Ford Professor of Engineering Cynthia Barnhart is associate dean of engineering, professor of civil and environmental engineering and engineering systems, and director of Transportation@MIT.
Barnhart’s teaching and research interests involve the development of optimization methods for large-scale transportation and logistics problems. Her approaches often require the development of new models and algorithms and their implementation in real operating environments.

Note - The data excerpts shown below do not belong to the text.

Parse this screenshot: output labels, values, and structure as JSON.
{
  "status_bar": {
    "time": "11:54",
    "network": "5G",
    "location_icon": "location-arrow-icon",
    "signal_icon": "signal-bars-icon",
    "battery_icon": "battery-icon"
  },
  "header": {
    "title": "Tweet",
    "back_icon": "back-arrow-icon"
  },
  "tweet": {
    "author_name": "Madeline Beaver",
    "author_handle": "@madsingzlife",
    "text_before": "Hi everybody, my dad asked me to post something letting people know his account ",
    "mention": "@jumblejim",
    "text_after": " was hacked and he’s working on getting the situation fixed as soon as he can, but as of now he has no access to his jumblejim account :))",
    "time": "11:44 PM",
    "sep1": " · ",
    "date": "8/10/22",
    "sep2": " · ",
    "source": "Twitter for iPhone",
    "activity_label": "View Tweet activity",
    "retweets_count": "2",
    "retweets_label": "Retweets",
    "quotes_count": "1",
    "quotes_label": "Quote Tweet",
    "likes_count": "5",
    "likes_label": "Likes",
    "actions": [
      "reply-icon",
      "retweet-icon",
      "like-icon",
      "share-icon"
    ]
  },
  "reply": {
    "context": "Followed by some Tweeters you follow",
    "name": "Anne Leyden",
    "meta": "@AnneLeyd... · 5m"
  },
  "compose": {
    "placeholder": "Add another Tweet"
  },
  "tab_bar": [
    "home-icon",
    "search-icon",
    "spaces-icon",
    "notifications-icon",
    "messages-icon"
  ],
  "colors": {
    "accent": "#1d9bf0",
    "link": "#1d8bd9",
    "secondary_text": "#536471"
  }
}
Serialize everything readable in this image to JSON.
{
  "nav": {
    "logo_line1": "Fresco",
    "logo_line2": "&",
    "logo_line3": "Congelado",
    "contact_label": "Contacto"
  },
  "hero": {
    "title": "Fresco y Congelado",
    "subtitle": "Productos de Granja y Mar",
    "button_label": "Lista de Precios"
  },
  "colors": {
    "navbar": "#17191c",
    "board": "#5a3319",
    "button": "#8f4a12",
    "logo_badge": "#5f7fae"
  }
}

Barnhart is a member of the U.S. National Academy of Engineering and has also served as co-director of both the Center for Transportation and Logistics and the Operations Research Center. She has served in editorial positions for Operations Research, Transportation Science, and Management Science; as president of both the INFORMS Women in Operations Research/ Management Science Forum and the INFORMS Transportation Science and Logistics Society, and as the liaison between the INFORMS Transportation Science Section and the INFORMS Aviation Applications Special Interest Group. Barnhart has been awarded the Franz Edelman Prize for Achievement in Operations and the Management Sciences, the INFORMS Award for the Best Paper in Transportation and Logistics, the Advancement of Women in Operations Research and Management Science Award, the Mitsui Faculty Development Chair, the Junior Faculty Career Award from the General Electric Foundation, and a Presidential Young Investigator Award from the National Science Foundation.
Barnhart’s work has been published in several books and in research journals such as Transportation Science, Operations Research, Mathematical Programming, and Annals of Operations Research. At MIT she has developed and taught courses entitled, “Carrier Systems”, “Optimization of Large-Scale Transportation Systems”, “Transportation Systems Analysis”, “Airline Schedule Planning”, and “The Airline Industry.” Each course describes models and methods for designing, planning, analyzing, and operating transportation and logistics systems.
Barnhart earned a B.S. degree from the University of Vermont in 1981 and her S.M. and Ph.D. degrees from MIT in 1985 and 1988, respectively.